DeflatorsThe HCIs are deflated with the following variables:
- consumer price indices: for European countries, the all-items Harmonised Index of Consumer Prices as published by Eurostat is used; for the other trading partners, all-item national consumer price indices are used;
- producer price indices: for European countries, the Producer Price Index – domestic sales in the manufacturing sector, classified according to the NACE Rev.2 classification as published by Eurostat – is used; for the other trading partners, these data are derived from data published by the BIS;
- GDP deflators: for European countries, GDP deflators are derived from their quarterly national accounts as published by Eurostat; for the other trading partners, they are derived from their national accounts as published by the BIS, OECD and IMF;
- unit labour costs in the total economy: the ratio of total compensation per employee to labour productivity, with labour productivity measured as GDP at constant prices divided by the total number of persons employed; for European countries, the available data are derived from their quarterly national accounts as published by Eurostat; for the other trading partners, these data are derived from their national accounts as published by the BIS, OECD and IMF;
Indicators based on consumer price indices are the most widely used indicators of price competitiveness since they offer the best data quality and comparability across countries, are available on a timely basis (including for emerging market economies) and are subject to only minor revisions. Like all Harmonised Competitiveness Indicators, however, they have a number of drawbacks from a conceptual point of view (e.g. the indicators based on consumer price indices exclude some tradable goods, such as capital goods; they are affected by indirect taxes and subsidies and they are only indirectly related to production costs). 

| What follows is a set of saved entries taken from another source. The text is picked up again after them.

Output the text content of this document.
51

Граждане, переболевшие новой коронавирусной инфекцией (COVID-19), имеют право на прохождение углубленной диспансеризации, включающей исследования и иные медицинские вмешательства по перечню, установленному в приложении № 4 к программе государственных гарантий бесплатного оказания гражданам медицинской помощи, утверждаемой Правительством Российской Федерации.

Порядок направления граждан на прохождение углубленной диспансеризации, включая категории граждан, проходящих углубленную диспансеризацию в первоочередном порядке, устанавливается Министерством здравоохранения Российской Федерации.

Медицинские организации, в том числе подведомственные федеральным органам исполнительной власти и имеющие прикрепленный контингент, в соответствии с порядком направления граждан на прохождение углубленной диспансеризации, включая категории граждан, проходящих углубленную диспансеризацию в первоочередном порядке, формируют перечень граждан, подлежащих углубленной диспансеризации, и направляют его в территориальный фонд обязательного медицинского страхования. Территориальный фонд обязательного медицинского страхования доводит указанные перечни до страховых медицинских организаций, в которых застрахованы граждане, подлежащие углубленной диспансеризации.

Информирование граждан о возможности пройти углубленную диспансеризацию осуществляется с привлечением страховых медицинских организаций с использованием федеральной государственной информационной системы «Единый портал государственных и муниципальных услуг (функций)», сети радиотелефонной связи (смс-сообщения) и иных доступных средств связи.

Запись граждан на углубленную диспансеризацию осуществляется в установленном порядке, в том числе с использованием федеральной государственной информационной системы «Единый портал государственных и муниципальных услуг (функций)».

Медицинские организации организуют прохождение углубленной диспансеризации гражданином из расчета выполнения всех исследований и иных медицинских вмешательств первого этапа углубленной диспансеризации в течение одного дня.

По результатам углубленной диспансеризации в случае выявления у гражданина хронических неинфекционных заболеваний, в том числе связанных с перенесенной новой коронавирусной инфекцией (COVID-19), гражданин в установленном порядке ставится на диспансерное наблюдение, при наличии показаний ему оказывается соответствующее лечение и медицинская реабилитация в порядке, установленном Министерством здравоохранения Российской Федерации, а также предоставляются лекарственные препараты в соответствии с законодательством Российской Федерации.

Indicators based on unit labour costs usually show some volatility and are subject to more significant revisions, owing to the specificities of the compilation of statistics on wages and employment.
The indicators based on GDP deflators can be affected by the volatility of quarterly GDP series, particularly for smaller economies. Whole year results may be more reliable indicators of underlying trends. The comparability of these indicators can also be affected by distortions resulting from taxes and subsidies.
Overall, comparability across countries can be affected by the inclusion of prices or costs of goods and services that are not internationally tradable, and thus might only indirectly affect the price competitiveness of the export sector.
 Unlike the euro real EER, the HCI for a euro area country is also calculated vis-à-vis the other euro area countries. Within the framework of Economic and Monetary Union, the bilateral nominal exchange rates among the former currencies of the originally participating Member States have been irrevocably fixed since 1999.
 For details see Extended Balance of Payments Services Classification 2010 (EBOPS 2010)
 See Section II.3 of ECB Occasional Paper No 2 for a more detailed description of the capturing of third-market effects.
 For a detailed discussion of the merits and limitations of various indicators of cost and price competitiveness, see the article entitled “Developments in the euro area's international cost and price competitiveness”, ECB Monthly Bulletin, August 2003.